Sports Law Expert and Agent Leigh Steinberg Shows Miami Law Students “The Money”


“If you can put yourself into the head and the heart of another person, and see the world the way they see it, you can craft win-win scenarios and navigate your way gracefully through life.” This is the “mission statement” of character Jerry Maguire’s real life inspiration, Leigh Steinberg, one of the most successful agents in professional sports.

On November 4, Steinberg spoke with Miami Law students in a “Sports Law” class – sharing this and many other life lessons. “Sports Law” is one of the many popular entertainment and sports law courses offered and it is both open to J.D. students and is a required sports track course in the school’s LL.M. in Entertainment, Arts and Sports Law program.

Harold Flegelman, Mike Kelly and Leigh Steinberg

Steinberg, a graduate of the University of California, Berkeley, has represented over 300 athletes in a variety of professional sports. He has also developed films, websites, video games, and apps relating to sports and athletes, transforming the industry and its standards.

Steinberg has spoken to aspiring agents, lawyers, and representatives – all avid sports fans – about his time in the industry, providing them insight into what he has learned through his personal experiences and how they can be successful in their eventual careers.

In his view, connecting with people is the most important part of working as a sports agent, or in any field. “The chief skill you need to master is listening,” he said. “Having the ability to understand someone’s deepest anxieties and fears, and their greatest hopes and dreams.”

Steinberg described his core values, which include “treasuring relationships,” especially family, and trying “to make an impact on the world in a positive way.” He detailed many of his efforts, which include launching his initiatives and encouraging his clients to embrace their potential for activism.

“Athletes can permeate the perceptual screen that adolescents put up against authority figures,” he said. Steinberg used this idea to his advantage in developing Project HEAR Us, which uses athletes as “purveyors of tolerance” and role models of good behavior.

Steinberg also commented on his vision for the future of the sports industry. He sees the utilization of multiple media outlets as key. He went on to describe his various works to promote the game, which includes Athletes Direct, a website devoted to athletes and their stories, and The Agent, an autobiography.

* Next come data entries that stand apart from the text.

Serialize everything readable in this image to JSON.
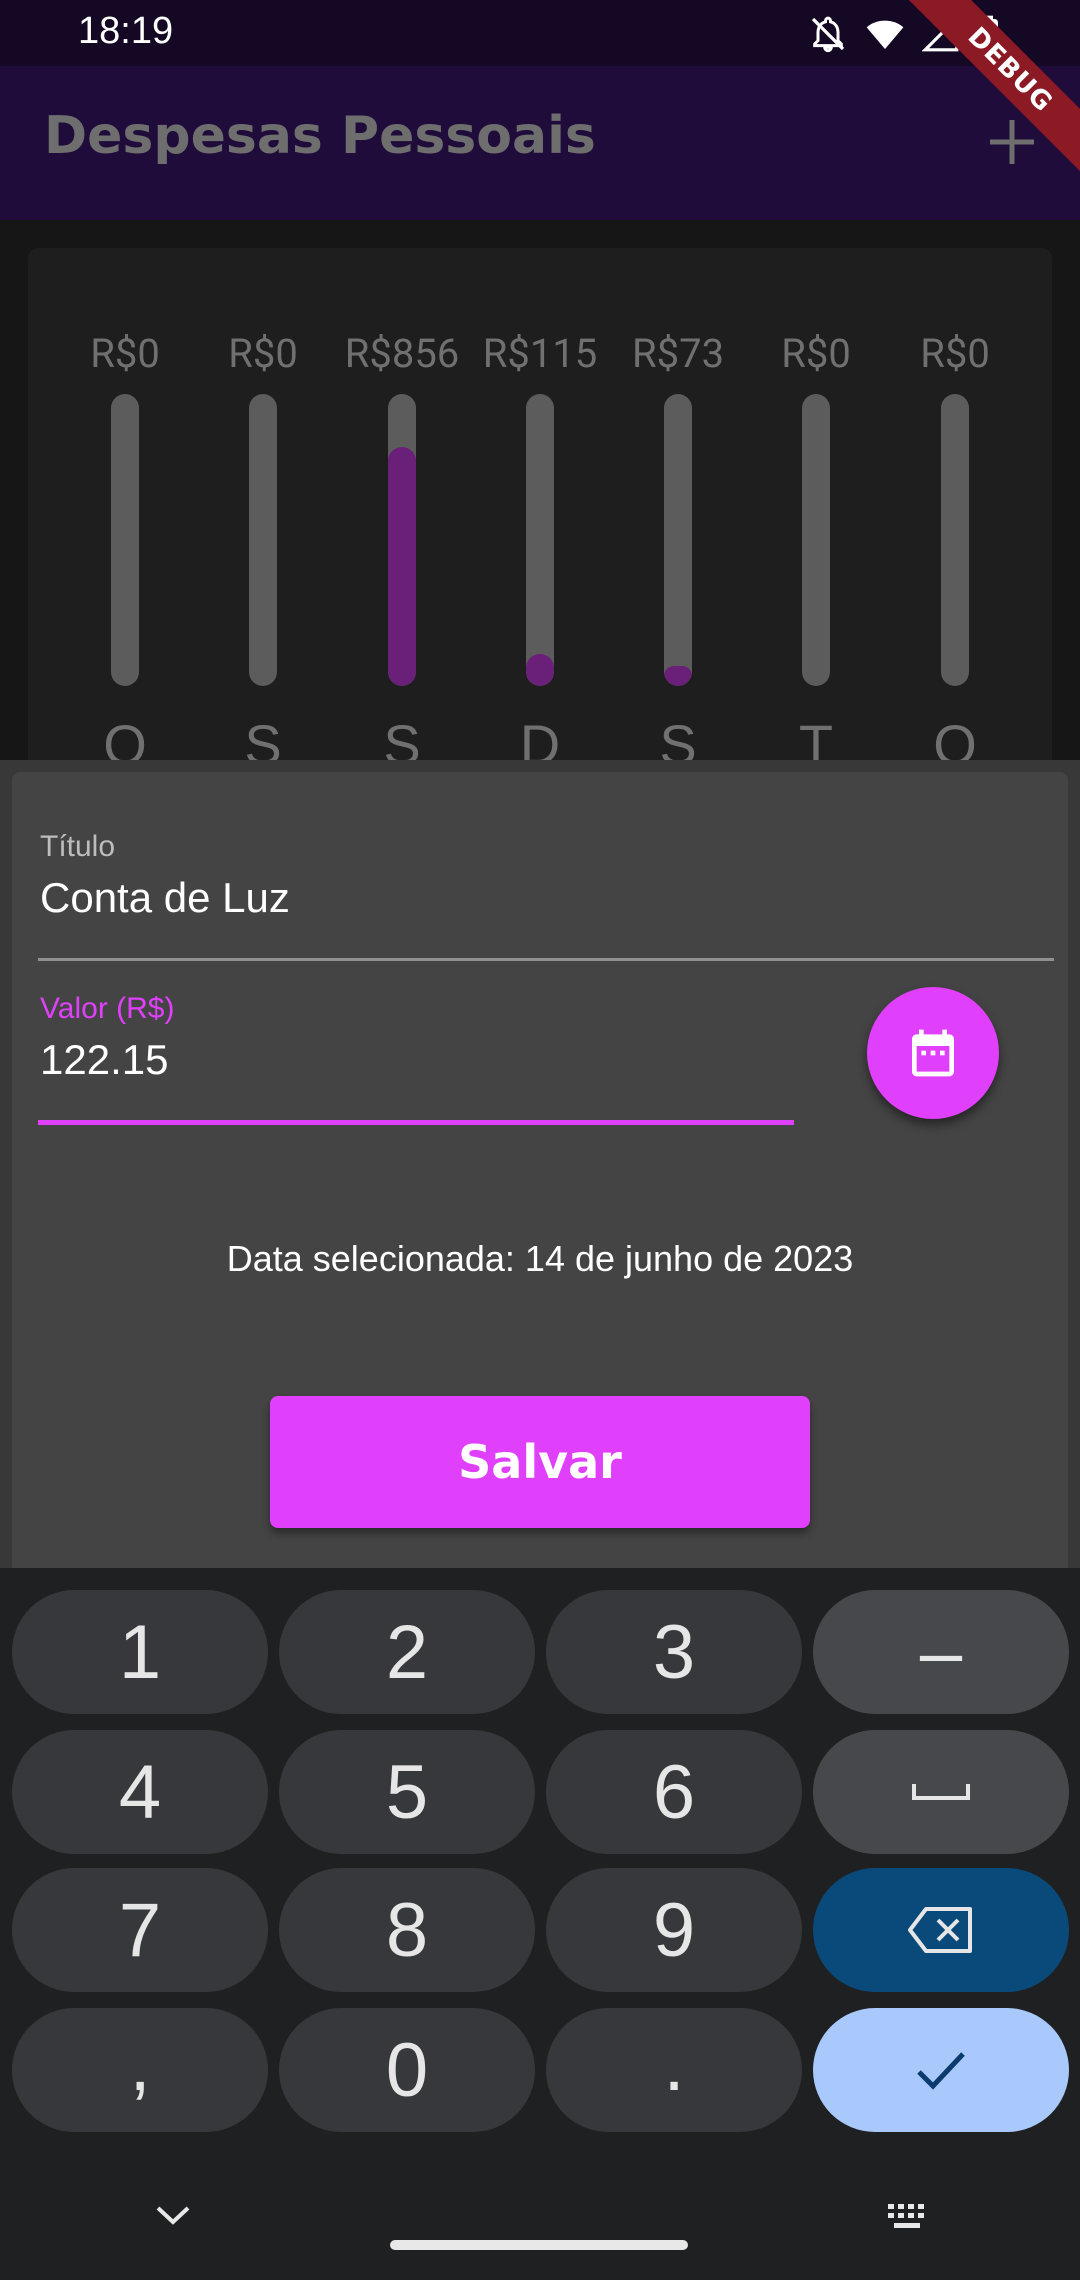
{
  "status_bar": {
    "time": "18:19",
    "icons": [
      "notifications-off-icon",
      "wifi-icon",
      "signal-icon",
      "battery-icon"
    ]
  },
  "debug_banner": "DEBUG",
  "app_bar": {
    "title": "Despesas Pessoais",
    "add_icon": "plus-icon"
  },
  "weekly_chart": {
    "bars": [
      {
        "day": "Q",
        "value_label": "R$0",
        "fill_fraction": 0
      },
      {
        "day": "S",
        "value_label": "R$0",
        "fill_fraction": 0
      },
      {
        "day": "S",
        "value_label": "R$856",
        "fill_fraction": 0.82
      },
      {
        "day": "D",
        "value_label": "R$115",
        "fill_fraction": 0.11
      },
      {
        "day": "S",
        "value_label": "R$73",
        "fill_fraction": 0.07
      },
      {
        "day": "T",
        "value_label": "R$0",
        "fill_fraction": 0
      },
      {
        "day": "Q",
        "value_label": "R$0",
        "fill_fraction": 0
      }
    ],
    "fill_color": "#6a1f78",
    "track_color": "#5c5c5c"
  },
  "form": {
    "title_field": {
      "label": "Título",
      "value": "Conta de Luz"
    },
    "value_field": {
      "label": "Valor (R$)",
      "value": "122.15"
    },
    "date_button_icon": "calendar-icon",
    "selected_date_text": "Data selecionada: 14 de junho de 2023",
    "save_label": "Salvar",
    "accent_color": "#e040fb"
  },
  "keyboard": {
    "rows": [
      [
        "1",
        "2",
        "3",
        "–"
      ],
      [
        "4",
        "5",
        "6",
        "space"
      ],
      [
        "7",
        "8",
        "9",
        "backspace"
      ],
      [
        ",",
        "0",
        ".",
        "done"
      ]
    ],
    "nav_icons": [
      "chevron-down-icon",
      "keyboard-icon"
    ]
  }
}
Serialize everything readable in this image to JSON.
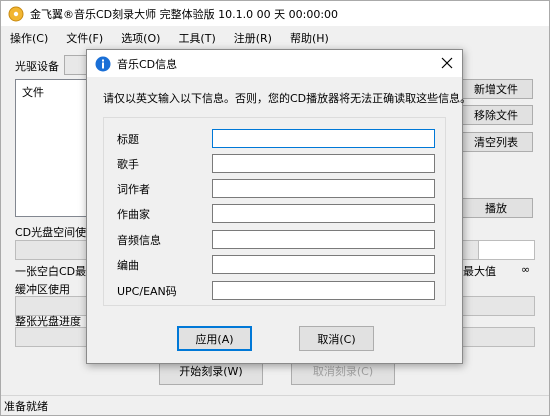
{
  "window": {
    "title": "金飞翼®音乐CD刻录大师 完整体验版 10.1.0 00 天 00:00:00"
  },
  "menu": [
    "操作(C)",
    "文件(F)",
    "选项(O)",
    "工具(T)",
    "注册(R)",
    "帮助(H)"
  ],
  "main": {
    "drive_label": "光驱设备",
    "list_header": "文件",
    "buttons": {
      "add": "新增文件",
      "remove": "移除文件",
      "clear": "清空列表",
      "play": "播放"
    },
    "cd_space_label": "CD光盘空间使用",
    "blank_cd_text": "一张空白CD最多",
    "max_label": "最大值",
    "infinity": "∞",
    "buffer_label": "缓冲区使用",
    "progress_label": "整张光盘进度",
    "burn_button": "开始刻录(W)",
    "cancel_burn_button": "取消刻录(C)"
  },
  "status": "准备就绪",
  "dialog": {
    "title": "音乐CD信息",
    "message": "请仅以英文输入以下信息。否则，您的CD播放器将无法正确读取这些信息。",
    "fields": [
      {
        "label": "标题",
        "value": ""
      },
      {
        "label": "歌手",
        "value": ""
      },
      {
        "label": "词作者",
        "value": ""
      },
      {
        "label": "作曲家",
        "value": ""
      },
      {
        "label": "音频信息",
        "value": ""
      },
      {
        "label": "编曲",
        "value": ""
      },
      {
        "label": "UPC/EAN码",
        "value": ""
      }
    ],
    "apply_button": "应用(A)",
    "cancel_button": "取消(C)"
  }
}
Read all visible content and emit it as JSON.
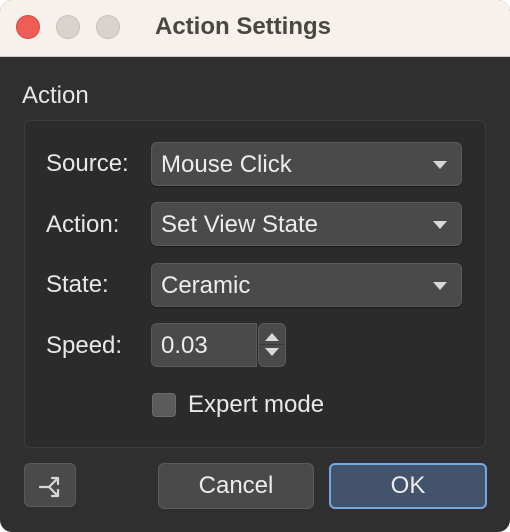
{
  "window": {
    "title": "Action Settings"
  },
  "group": {
    "label": "Action"
  },
  "fields": {
    "source": {
      "label": "Source:",
      "value": "Mouse Click"
    },
    "action": {
      "label": "Action:",
      "value": "Set View State"
    },
    "state": {
      "label": "State:",
      "value": "Ceramic"
    },
    "speed": {
      "label": "Speed:",
      "value": "0.03"
    }
  },
  "expert_mode": {
    "label": "Expert mode",
    "checked": false
  },
  "buttons": {
    "cancel": "Cancel",
    "ok": "OK"
  },
  "icons": {
    "close": "close-traffic-light",
    "minimize": "minimize-traffic-light",
    "maximize": "maximize-traffic-light",
    "tool": "branch-icon"
  },
  "colors": {
    "accent": "#7aa8e6",
    "close_red": "#ee5e57"
  }
}
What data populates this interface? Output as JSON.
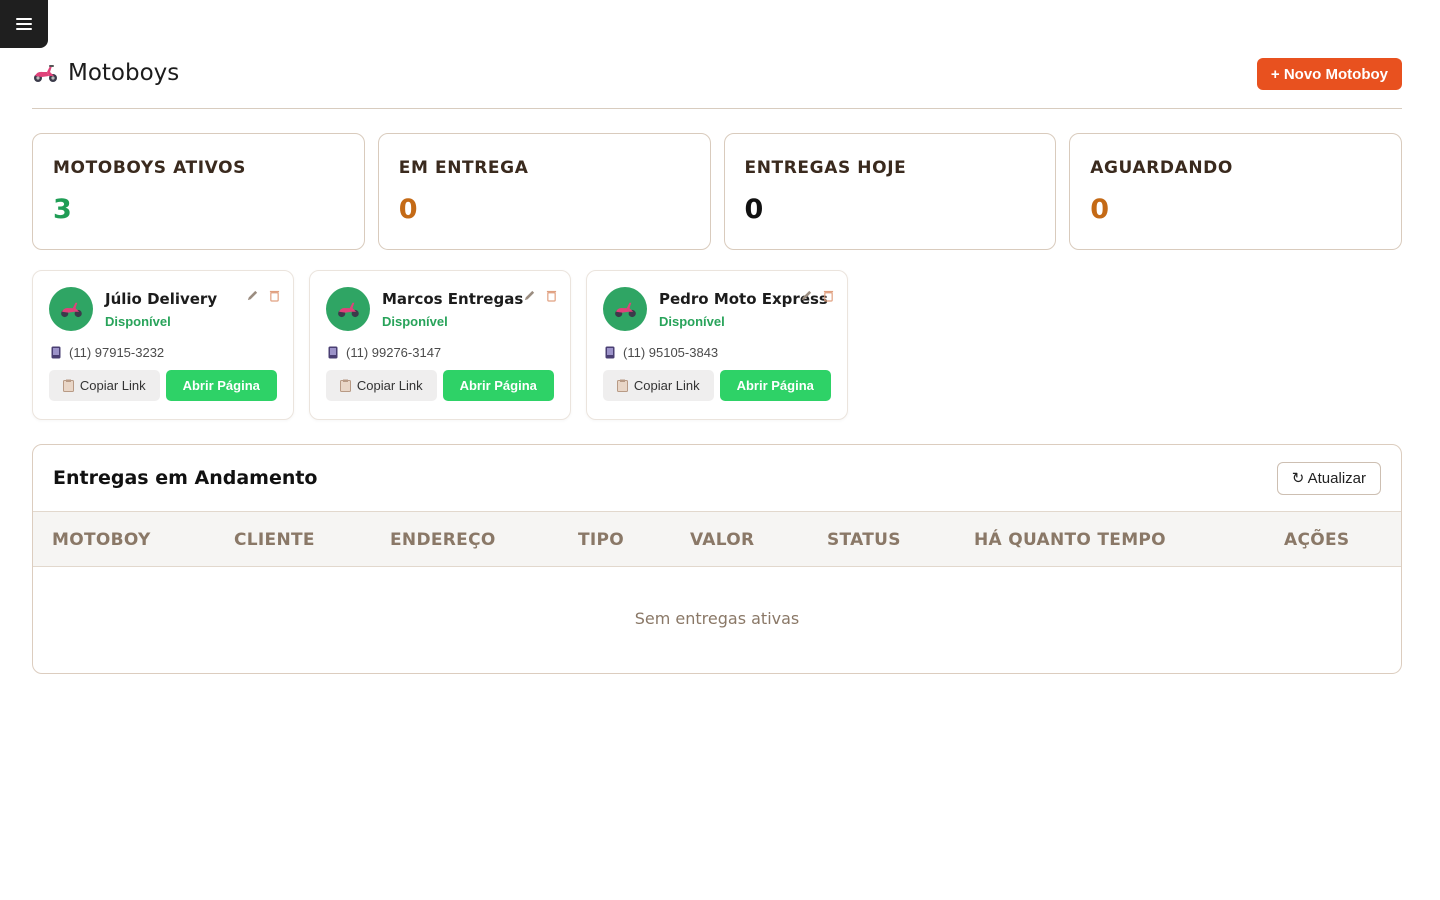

Having served as the inspiration, and consultant for “Jerry Maguire,” once the highest grossing sports movie of all time, Steinberg reminisced about the process of making the film. This included how he taught Jerry O’Connell, the star quarterback, to throw a spiral, and Steinberg also gave his rendition of “show me the money.”

Regarding the real games being played, he explained that attracting people to “sit for four hours to watch” is becoming increasingly difficult. “How can you make the stadium experience more expansive?” he asked.

Many of his ideas, which include developing monitors on seat backs that would allow fans to access stats, other games, and a messaging feature to “smack talk” with each other inspired the UM students looking to follow in his footsteps.

“I came because I want to be a sports agent,” said Rachel Smith, a freshman majoring in broadcast journalism. “The man is a walking legend. He created an empire, which is something that we could all achieve.”

Steinberg gave Rachel and the other students in attendance, very specific advice about how to move forward in their careers. “Figure out what you’re doing in life, not what somebody else thinks is the right thing for you,” he said.

“Take your degree, and see it as a way to express your personality, your goals, and your vision of a larger society.”